At one point during the week I was handing him a piece of food and he actually reached for it with his left hand - unprecedented!

We had some pretty exciting news from 2 weeks after getting home from California. Ever since working with the Master folks for ABM out in California, Gus was much more comfortable lying on his back on the floor to play, which is where they want him as much as possible. During his lessons with the practitioners they had been working a lot on rolling and scooting. One of them said, "He has to realize that he CAN move and then things will get easier!" Well, I'd been a little disappointed that he hadn't been continuing to try to roll on his own. He did roll one time outside of lessons on the night of the 4th day of lessons out in CA but that was it - no repeats. I've been working really hard to appreciate the other stuff above and how those are pretty significant but I must admit I'd been hoping for even more miracles! 

Then, about 2 weeks home, Maria had laid him on the floor on his back to play and she was busy doing something on her computer. When she looked down he was laying 90 degrees rotated from how she had laid him there. That alone was really big! Then the same thing happened but she was watching him this time. He was actually trying to roll over and in the process was rotating himself around a little bit with each attempt. That was a really HUGE breakthrough for him to be attempting to move on his own.

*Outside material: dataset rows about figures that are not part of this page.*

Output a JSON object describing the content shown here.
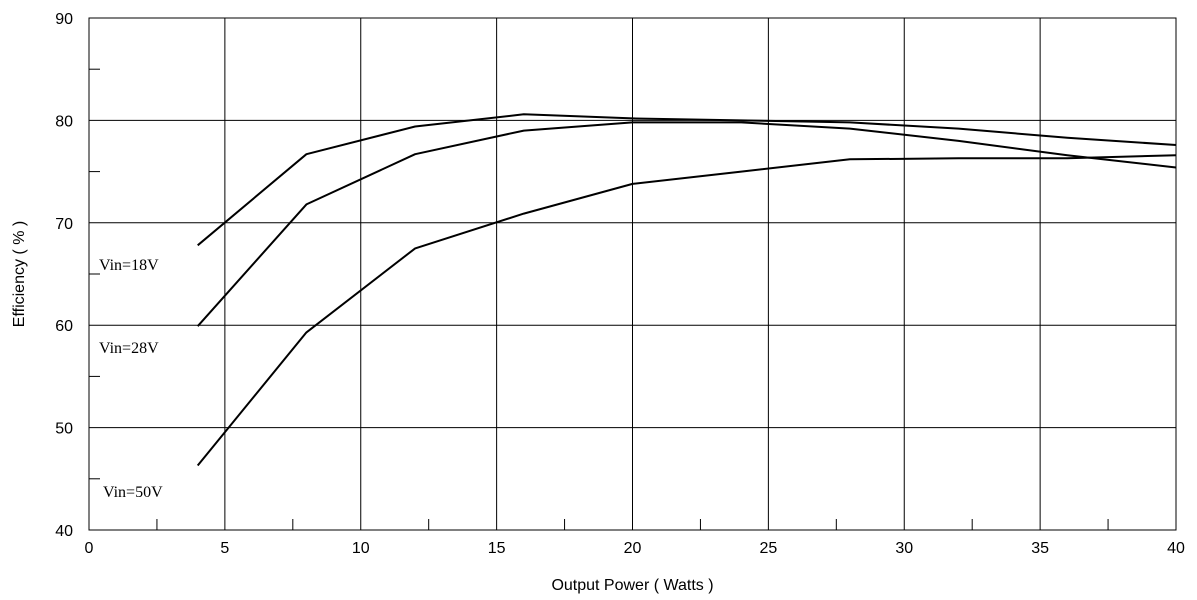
{
  "chart_data": {
    "type": "line",
    "xlabel": "Output Power ( Watts )",
    "ylabel": "Efficiency ( % )",
    "xlim": [
      0,
      40
    ],
    "ylim": [
      40,
      90
    ],
    "x_ticks": [
      0,
      5,
      10,
      15,
      20,
      25,
      30,
      35,
      40
    ],
    "y_ticks": [
      40,
      50,
      60,
      70,
      80,
      90
    ],
    "grid": true,
    "series": [
      {
        "name": "Vin=18V",
        "points": [
          [
            4,
            67.8
          ],
          [
            8,
            76.7
          ],
          [
            12,
            79.4
          ],
          [
            16,
            80.6
          ],
          [
            20,
            80.2
          ],
          [
            24,
            80.0
          ],
          [
            28,
            79.8
          ],
          [
            32,
            79.2
          ],
          [
            36,
            78.3
          ],
          [
            40,
            77.6
          ]
        ]
      },
      {
        "name": "Vin=28V",
        "points": [
          [
            4,
            59.9
          ],
          [
            8,
            71.8
          ],
          [
            12,
            76.7
          ],
          [
            16,
            79.0
          ],
          [
            20,
            79.8
          ],
          [
            24,
            79.8
          ],
          [
            28,
            79.2
          ],
          [
            32,
            78.0
          ],
          [
            36,
            76.6
          ],
          [
            40,
            75.4
          ]
        ]
      },
      {
        "name": "Vin=50V",
        "points": [
          [
            4,
            46.3
          ],
          [
            8,
            59.3
          ],
          [
            12,
            67.5
          ],
          [
            16,
            70.9
          ],
          [
            20,
            73.8
          ],
          [
            24,
            75.0
          ],
          [
            28,
            76.2
          ],
          [
            32,
            76.3
          ],
          [
            36,
            76.3
          ],
          [
            40,
            76.6
          ]
        ]
      }
    ]
  }
}
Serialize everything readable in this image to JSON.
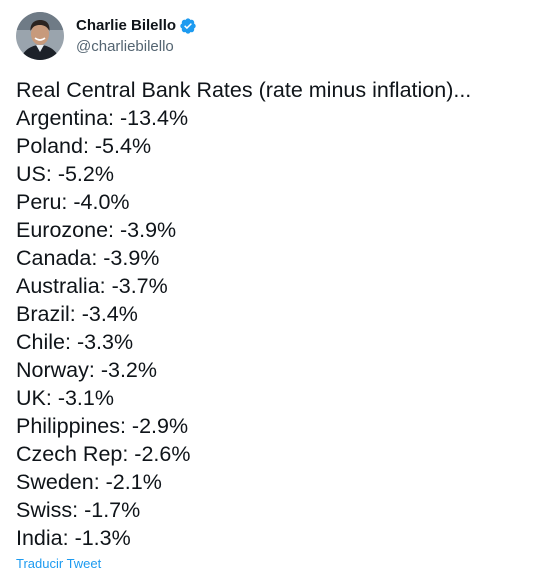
{
  "author": {
    "display_name": "Charlie Bilello",
    "handle": "@charliebilello",
    "verified_icon": "verified-badge-icon",
    "verified_color": "#1d9bf0"
  },
  "tweet": {
    "title_line": "Real Central Bank Rates (rate minus inflation)...",
    "lines": [
      "Argentina: -13.4%",
      "Poland: -5.4%",
      "US: -5.2%",
      "Peru: -4.0%",
      "Eurozone: -3.9%",
      "Canada: -3.9%",
      "Australia: -3.7%",
      "Brazil: -3.4%",
      "Chile: -3.3%",
      "Norway: -3.2%",
      "UK: -3.1%",
      "Philippines: -2.9%",
      "Czech Rep: -2.6%",
      "Sweden: -2.1%",
      "Swiss: -1.7%",
      "India: -1.3%"
    ]
  },
  "actions": {
    "translate_label": "Traducir Tweet",
    "link_color": "#1d9bf0"
  }
}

As the practitioner said, he has to first get the concept that HE can control where he goes so this is a great step!

Then the next day he did also get himself onto his side from his back in order to reach a toy. Also big stuff and new for him! Before that where you laid him on the floor was exactly where he was until you picked him up again.

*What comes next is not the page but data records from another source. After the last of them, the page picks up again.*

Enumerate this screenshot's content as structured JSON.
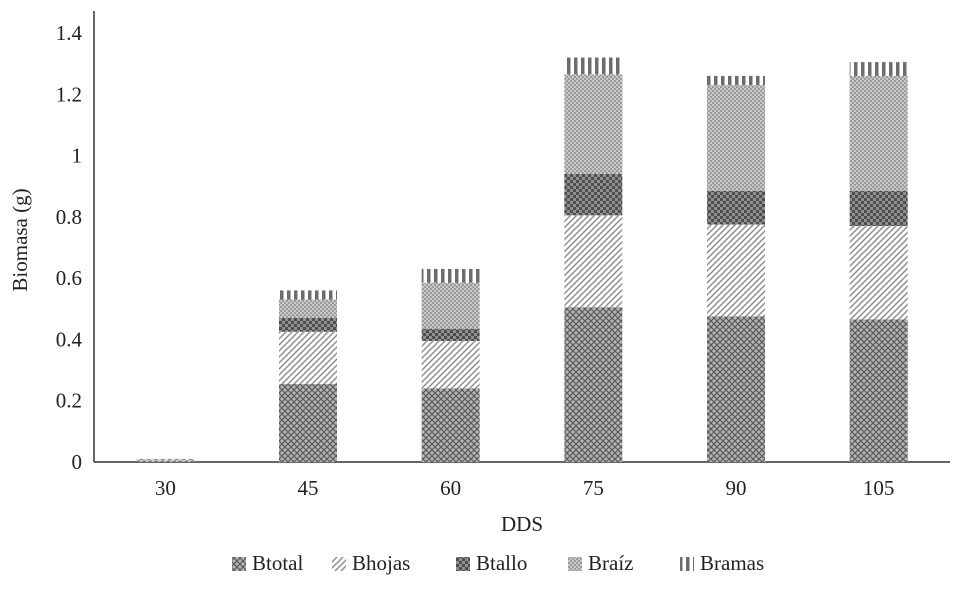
{
  "chart_data": {
    "type": "bar",
    "stacked": true,
    "categories": [
      "30",
      "45",
      "60",
      "75",
      "90",
      "105"
    ],
    "series": [
      {
        "name": "Btotal",
        "values": [
          0.003,
          0.255,
          0.24,
          0.505,
          0.475,
          0.465
        ],
        "pattern": "crosshatch",
        "color": "#8a8a8a"
      },
      {
        "name": "Bhojas",
        "values": [
          0.002,
          0.17,
          0.155,
          0.3,
          0.3,
          0.305
        ],
        "pattern": "diagonal",
        "color": "#9a9a9a"
      },
      {
        "name": "Btallo",
        "values": [
          0.001,
          0.045,
          0.04,
          0.135,
          0.11,
          0.115
        ],
        "pattern": "checker",
        "color": "#6e6e6e"
      },
      {
        "name": "Braíz",
        "values": [
          0.002,
          0.06,
          0.15,
          0.325,
          0.345,
          0.375
        ],
        "pattern": "dotted",
        "color": "#8c8c8c"
      },
      {
        "name": "Bramas",
        "values": [
          0.002,
          0.03,
          0.045,
          0.055,
          0.03,
          0.045
        ],
        "pattern": "vertical",
        "color": "#7a7a7a"
      }
    ],
    "xlabel": "DDS",
    "ylabel": "Biomasa (g)",
    "yticks": [
      "0",
      "0.2",
      "0.4",
      "0.6",
      "0.8",
      "1",
      "1.2",
      "1.4"
    ],
    "ylim": [
      0,
      1.4
    ],
    "grid": false,
    "legend_position": "bottom"
  }
}
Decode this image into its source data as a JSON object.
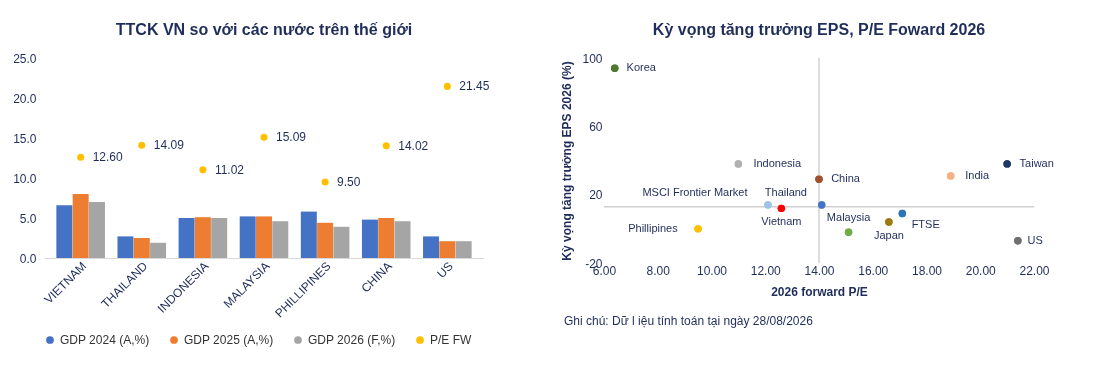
{
  "chart_data": [
    {
      "type": "bar",
      "title": "TTCK VN so với các nước trên thế giới",
      "categories": [
        "VIETNAM",
        "THAILAND",
        "INDONESIA",
        "MALAYSIA",
        "PHILLIPINES",
        "CHINA",
        "US"
      ],
      "series": [
        {
          "name": "GDP 2024 (A,%)",
          "color": "#4472c4",
          "values": [
            6.6,
            2.7,
            5.0,
            5.2,
            5.8,
            4.8,
            2.7
          ]
        },
        {
          "name": "GDP 2025 (A,%)",
          "color": "#ed7d31",
          "values": [
            8.0,
            2.5,
            5.1,
            5.2,
            4.4,
            5.0,
            2.1
          ]
        },
        {
          "name": "GDP 2026 (F,%)",
          "color": "#a5a5a5",
          "values": [
            7.0,
            1.9,
            5.0,
            4.6,
            3.9,
            4.6,
            2.1
          ]
        },
        {
          "name": "P/E FW",
          "type": "scatter",
          "color": "#ffc000",
          "values": [
            12.6,
            14.09,
            11.02,
            15.09,
            9.5,
            14.02,
            21.45
          ],
          "value_labels": [
            "12.60",
            "14.09",
            "11.02",
            "15.09",
            "9.50",
            "14.02",
            "21.45"
          ]
        }
      ],
      "ylim": [
        0,
        25
      ],
      "yticks": [
        {
          "value": 0,
          "label": "0.0"
        },
        {
          "value": 5,
          "label": "5.0"
        },
        {
          "value": 10,
          "label": "10.0"
        },
        {
          "value": 15,
          "label": "15.0"
        },
        {
          "value": 20,
          "label": "20.0"
        },
        {
          "value": 25,
          "label": "25.0"
        }
      ],
      "legend": "bottom"
    },
    {
      "type": "scatter",
      "title": "Kỳ vọng tăng trưởng EPS, P/E Foward 2026",
      "xlabel": "2026 forward P/E",
      "ylabel": "Kỳ vọng tăng trưởng EPS 2026 (%)",
      "x": [
        6.4,
        11.0,
        12.6,
        12.1,
        14.0,
        14.1,
        9.5,
        15.1,
        16.6,
        17.1,
        18.9,
        21.0,
        21.4
      ],
      "values": [
        94,
        38,
        12,
        14,
        29,
        14,
        0,
        -2,
        4,
        9,
        31,
        38,
        -7
      ],
      "colors": [
        "#4e7a2e",
        "#b0b0b0",
        "#ff0000",
        "#9dc3e6",
        "#a0522d",
        "#4472c4",
        "#ffc000",
        "#70ad47",
        "#9c7a0b",
        "#2e75b6",
        "#f4b183",
        "#203864",
        "#707070"
      ],
      "xlim": [
        6,
        22
      ],
      "xticks": [
        {
          "value": 6,
          "label": "6.00"
        },
        {
          "value": 8,
          "label": "8.00"
        },
        {
          "value": 10,
          "label": "10.00"
        },
        {
          "value": 12,
          "label": "12.00"
        },
        {
          "value": 14,
          "label": "14.00"
        },
        {
          "value": 16,
          "label": "16.00"
        },
        {
          "value": 18,
          "label": "18.00"
        },
        {
          "value": 20,
          "label": "20.00"
        },
        {
          "value": 22,
          "label": "22.00"
        }
      ],
      "ylim": [
        -20,
        100
      ],
      "yticks": [
        -20,
        20,
        60,
        100
      ],
      "ref_lines": [
        {
          "axis": "x",
          "value": 14,
          "color": "#d0d0d0"
        },
        {
          "axis": "y",
          "value": 13,
          "color": "#d0d0d0"
        }
      ],
      "annotations": [
        {
          "text": "Korea",
          "x": 6.4,
          "y": 94
        },
        {
          "text": "Indonesia",
          "x": 11.0,
          "y": 38
        },
        {
          "text": "Vietnam",
          "x": 12.6,
          "y": 12
        },
        {
          "text": "MSCI Frontier Market",
          "x": 12.1,
          "y": 14
        },
        {
          "text": "China",
          "x": 14.0,
          "y": 29
        },
        {
          "text": "Thailand",
          "x": 14.1,
          "y": 14
        },
        {
          "text": "Phillipines",
          "x": 9.5,
          "y": 0
        },
        {
          "text": "Malaysia",
          "x": 15.1,
          "y": -2
        },
        {
          "text": "Japan",
          "x": 16.6,
          "y": 4
        },
        {
          "text": "FTSE",
          "x": 17.1,
          "y": 9
        },
        {
          "text": "India",
          "x": 18.9,
          "y": 31
        },
        {
          "text": "Taiwan",
          "x": 21.0,
          "y": 38
        },
        {
          "text": "US",
          "x": 21.4,
          "y": -7
        },
        "Ghi chú: Dữ l iệu tính toán tại ngày 28/08/2026"
      ]
    }
  ]
}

He was also really experimenting with movement then. It was so awesome that he was finally getting some positive results for himself that he was jazzed about and wanted to keep escalating! He was on a roll! Okay, I couldn't resist that one...

Then the big miracle - HE ROLLED AND ROLLED AND ROLLED!!! About 6 PM one night M burst into my office to say he had rolled all the way over to his belly, rested a moment there on his elbows, and then continued rolling over to his side to get to a toy that was pretty far away!

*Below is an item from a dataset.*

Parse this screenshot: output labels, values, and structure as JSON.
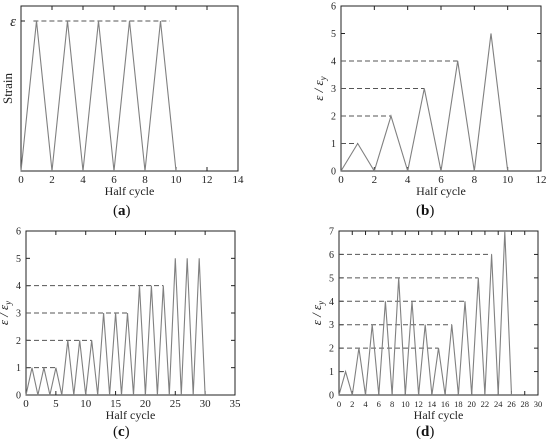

And he did it again the next night. I watched him do 2 complete rotations in a row. And then he did it again and tried to roll the other direction and couldn't quite get it. Amazing - what a breakthrough!
Since California, and at Anat’s recommendation, we are trying to really pick up the pace and have him seen roughly every other week for intensives. We go see our regular guy about 4 hours North of us and then see Marcy. Marcy lives and works mostly in NYC but travels to Chicago occasionally where we're trying to see her about once a month. Marcy has really worked a lot on his left side and hand, his core, and he has been sitting up so much better. He's not getting himself up into sitting yet but is putting more and more of the pieces together all the time. We're really hoping that crawling and independent sitting up are coming soon.

It's a huge time commitment and quite a serious financial one as well but we feel it's best for Gus's long term abilities to get moving. So much of the modern medical approach and outcomes with CP are just terrifying to us. But anyway, with ABM we still believe he will sit, and crawl, and walk, and maybe even run! As the ABM folks say - make the impossible possible!